Sen. Murkowski makes case for nuclear reactors
One of Alaska's U.S. senators has put her support behind nuclear energy, saying the nation needs more advanced reactors.
This week, the Washington Examiner published an op-ed written by Sen. Lisa Murkowski, making a case for boosting the nuclear energy industry in the United States to grow the economy, strengthen national security, and mitigate climate change.
"We are losing a major source of clean, always-on energy at a time when U.S. electricity needs are forecast to grow 29 percent by 2040,” Murkowski wrote. “Russia, China, and South Korea have now surpassed us, and state-owned corporations are undercutting the United States in both price and time to market.”
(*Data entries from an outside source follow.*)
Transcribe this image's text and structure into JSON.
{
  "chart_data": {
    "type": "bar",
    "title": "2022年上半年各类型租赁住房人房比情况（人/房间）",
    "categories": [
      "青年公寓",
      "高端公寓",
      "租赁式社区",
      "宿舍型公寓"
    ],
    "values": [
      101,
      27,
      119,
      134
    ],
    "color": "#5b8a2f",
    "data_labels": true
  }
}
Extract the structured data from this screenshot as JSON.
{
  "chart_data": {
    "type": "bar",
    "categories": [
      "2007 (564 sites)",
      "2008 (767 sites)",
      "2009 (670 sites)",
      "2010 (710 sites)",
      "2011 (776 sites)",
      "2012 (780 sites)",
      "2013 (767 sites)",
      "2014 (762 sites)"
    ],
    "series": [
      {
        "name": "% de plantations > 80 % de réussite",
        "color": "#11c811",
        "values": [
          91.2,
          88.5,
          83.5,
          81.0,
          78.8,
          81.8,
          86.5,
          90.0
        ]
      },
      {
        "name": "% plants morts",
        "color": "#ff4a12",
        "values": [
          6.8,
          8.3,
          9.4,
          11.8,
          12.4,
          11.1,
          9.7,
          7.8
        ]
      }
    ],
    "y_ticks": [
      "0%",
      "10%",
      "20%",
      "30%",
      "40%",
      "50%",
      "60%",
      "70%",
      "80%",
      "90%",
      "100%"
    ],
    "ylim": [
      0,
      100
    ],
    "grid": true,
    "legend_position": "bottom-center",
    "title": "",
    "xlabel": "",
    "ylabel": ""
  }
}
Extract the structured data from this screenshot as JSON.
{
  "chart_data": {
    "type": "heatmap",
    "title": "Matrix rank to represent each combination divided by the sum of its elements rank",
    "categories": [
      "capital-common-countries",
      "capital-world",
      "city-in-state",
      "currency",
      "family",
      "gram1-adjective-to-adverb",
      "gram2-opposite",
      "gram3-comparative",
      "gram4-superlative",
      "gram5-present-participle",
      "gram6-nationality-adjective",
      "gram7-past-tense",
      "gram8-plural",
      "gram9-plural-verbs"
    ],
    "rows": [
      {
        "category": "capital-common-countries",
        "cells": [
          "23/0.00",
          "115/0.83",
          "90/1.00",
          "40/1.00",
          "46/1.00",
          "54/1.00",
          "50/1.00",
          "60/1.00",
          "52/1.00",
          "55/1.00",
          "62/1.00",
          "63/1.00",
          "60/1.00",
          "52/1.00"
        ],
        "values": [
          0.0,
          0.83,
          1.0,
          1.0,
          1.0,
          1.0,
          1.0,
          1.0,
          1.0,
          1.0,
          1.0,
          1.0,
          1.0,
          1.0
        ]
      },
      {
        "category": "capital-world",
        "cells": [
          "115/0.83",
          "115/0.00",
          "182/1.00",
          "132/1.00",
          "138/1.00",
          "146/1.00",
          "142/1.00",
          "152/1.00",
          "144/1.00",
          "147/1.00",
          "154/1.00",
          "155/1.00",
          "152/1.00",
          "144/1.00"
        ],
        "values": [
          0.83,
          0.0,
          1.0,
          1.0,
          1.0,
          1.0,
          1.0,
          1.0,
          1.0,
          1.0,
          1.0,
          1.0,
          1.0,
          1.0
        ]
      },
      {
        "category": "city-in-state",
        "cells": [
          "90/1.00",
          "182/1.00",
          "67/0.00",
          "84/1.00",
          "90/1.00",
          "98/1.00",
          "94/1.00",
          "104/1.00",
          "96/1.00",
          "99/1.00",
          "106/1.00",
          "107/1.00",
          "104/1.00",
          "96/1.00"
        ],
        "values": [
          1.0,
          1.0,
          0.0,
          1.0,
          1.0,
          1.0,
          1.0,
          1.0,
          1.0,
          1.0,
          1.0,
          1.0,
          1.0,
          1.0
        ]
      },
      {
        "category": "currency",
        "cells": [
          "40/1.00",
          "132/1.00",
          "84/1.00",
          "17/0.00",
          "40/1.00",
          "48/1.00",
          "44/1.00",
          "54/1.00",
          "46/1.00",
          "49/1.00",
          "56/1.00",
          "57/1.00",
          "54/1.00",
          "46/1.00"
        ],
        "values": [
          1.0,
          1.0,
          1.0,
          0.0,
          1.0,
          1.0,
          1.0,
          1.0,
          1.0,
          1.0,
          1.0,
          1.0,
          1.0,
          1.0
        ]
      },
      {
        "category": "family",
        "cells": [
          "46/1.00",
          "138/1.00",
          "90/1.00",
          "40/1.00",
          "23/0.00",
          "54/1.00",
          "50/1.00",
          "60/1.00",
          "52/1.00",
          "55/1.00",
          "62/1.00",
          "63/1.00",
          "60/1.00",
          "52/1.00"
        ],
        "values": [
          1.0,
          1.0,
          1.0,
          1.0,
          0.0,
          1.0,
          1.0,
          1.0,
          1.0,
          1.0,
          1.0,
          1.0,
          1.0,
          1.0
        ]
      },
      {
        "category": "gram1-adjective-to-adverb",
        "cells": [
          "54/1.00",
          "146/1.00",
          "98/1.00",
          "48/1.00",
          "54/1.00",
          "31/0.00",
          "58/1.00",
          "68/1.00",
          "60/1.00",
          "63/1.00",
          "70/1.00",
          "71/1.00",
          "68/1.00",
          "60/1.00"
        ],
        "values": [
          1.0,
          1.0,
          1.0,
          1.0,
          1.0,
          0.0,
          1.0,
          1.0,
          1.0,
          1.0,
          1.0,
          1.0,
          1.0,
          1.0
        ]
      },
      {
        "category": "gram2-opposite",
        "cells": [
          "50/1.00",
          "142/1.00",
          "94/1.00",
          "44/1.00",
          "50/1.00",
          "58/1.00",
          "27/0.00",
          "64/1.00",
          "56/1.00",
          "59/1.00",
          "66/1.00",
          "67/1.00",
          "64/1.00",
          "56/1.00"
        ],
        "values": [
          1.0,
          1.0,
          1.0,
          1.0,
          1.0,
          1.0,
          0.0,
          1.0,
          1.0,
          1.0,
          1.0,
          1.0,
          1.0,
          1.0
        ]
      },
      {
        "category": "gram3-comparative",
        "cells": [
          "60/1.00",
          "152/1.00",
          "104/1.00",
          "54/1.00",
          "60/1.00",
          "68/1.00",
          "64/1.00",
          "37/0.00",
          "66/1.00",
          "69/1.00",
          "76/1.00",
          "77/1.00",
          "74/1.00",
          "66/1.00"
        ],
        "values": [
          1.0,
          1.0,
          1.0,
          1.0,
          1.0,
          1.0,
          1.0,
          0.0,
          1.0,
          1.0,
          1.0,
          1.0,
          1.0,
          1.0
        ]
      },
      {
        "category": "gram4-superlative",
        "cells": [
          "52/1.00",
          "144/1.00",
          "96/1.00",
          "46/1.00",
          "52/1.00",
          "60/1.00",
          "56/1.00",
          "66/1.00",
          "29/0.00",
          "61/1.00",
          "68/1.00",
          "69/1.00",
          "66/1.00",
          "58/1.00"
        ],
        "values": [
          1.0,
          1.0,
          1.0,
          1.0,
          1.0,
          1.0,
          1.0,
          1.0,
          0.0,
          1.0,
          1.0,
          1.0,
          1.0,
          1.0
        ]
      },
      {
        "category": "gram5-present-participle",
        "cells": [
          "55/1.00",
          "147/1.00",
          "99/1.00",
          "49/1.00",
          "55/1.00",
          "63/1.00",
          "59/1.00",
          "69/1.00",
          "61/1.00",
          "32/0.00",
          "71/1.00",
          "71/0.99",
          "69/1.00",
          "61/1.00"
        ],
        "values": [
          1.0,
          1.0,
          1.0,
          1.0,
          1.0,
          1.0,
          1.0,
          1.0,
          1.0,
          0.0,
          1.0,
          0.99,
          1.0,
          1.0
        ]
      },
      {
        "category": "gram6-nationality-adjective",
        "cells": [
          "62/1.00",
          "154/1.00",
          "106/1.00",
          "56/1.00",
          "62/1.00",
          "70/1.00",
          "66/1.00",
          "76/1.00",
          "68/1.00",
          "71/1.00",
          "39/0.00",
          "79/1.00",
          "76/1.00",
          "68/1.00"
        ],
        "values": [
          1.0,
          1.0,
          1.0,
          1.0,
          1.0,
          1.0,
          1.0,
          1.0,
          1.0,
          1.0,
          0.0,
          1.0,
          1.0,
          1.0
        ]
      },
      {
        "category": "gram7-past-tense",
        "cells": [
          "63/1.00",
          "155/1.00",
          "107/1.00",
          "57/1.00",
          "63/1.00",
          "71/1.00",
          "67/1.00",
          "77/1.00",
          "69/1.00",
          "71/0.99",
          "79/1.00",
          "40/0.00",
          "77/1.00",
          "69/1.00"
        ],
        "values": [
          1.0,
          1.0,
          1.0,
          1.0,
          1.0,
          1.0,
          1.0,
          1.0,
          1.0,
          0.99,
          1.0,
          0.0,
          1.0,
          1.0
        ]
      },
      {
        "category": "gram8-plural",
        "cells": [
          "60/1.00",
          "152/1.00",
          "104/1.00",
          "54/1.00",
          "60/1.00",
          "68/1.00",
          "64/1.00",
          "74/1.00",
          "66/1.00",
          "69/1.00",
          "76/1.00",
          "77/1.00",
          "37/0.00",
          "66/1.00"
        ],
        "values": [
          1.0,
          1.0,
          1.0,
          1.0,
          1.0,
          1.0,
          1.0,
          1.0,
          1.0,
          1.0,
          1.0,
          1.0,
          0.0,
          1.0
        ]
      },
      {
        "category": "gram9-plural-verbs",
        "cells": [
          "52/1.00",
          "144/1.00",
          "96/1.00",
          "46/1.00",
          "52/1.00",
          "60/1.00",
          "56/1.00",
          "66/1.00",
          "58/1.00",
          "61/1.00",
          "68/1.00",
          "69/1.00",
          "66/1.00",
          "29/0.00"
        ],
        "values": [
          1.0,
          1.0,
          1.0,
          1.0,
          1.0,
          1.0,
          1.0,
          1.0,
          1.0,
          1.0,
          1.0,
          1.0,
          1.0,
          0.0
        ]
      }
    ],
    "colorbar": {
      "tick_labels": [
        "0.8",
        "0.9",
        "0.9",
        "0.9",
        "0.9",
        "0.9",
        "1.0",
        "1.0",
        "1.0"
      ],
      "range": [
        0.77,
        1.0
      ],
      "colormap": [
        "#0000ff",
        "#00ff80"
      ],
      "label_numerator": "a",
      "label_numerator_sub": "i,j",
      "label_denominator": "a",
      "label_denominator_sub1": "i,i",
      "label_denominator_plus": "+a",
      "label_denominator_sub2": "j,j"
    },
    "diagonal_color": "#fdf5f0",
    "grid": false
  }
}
Murkowski, the chair of the Senate Energy and Natural Resources Committee, recently co-sponsored legislation to renew America’s nuclear power leadership.
S. 3422, the Nuclear Energy Leadership Act (NELA) will enable the federal government to partner with industry and research institutions to help boost nuclear energy innovation.
According to the committee, advanced nuclear reactors offer great promise in the search for clean, safe, and reliable power sources to meet national and global demand.
Much of Alaska’s nuclear past is intertwined with its history as a strategic front in the nation’s Cold War-era defense.
In the late 1950s, the U.S. Atomic Energy Commission’s proposed Project Chariot would have gouged a deep-water harbor out of Alaska’s coastline near Cape Thompson using a nuclear blast. The Nike Hercules surface-to-air missiles deployed near Anchorage from 1959 to 1979 also relied on tactical nuclear warheads intended to detonate amid groups of incoming Soviet bombers, according to the Nike Historical Society.
In 2003, Japanese company Toshiba and the city of Galena began discussing putting in a nuclear reactor power plant to provide to the island with power.
According to a Fairbanks News-Miner article, traditional nuclear power plants have more than 1,000 megawatts of electricity, more than Fairbanks and Anchorage use combined. Toshiba's plan to build a 10-megawatt reactor was stalled, however, and the company never began the U.S. Nuclear Regulatory Commission approval process.
The News-Miner reports that an Army Corps of Engineers team is planning on decommissioning the only nuclear power plant ever built in Alaska, Fort Greely’s SM-1A plant.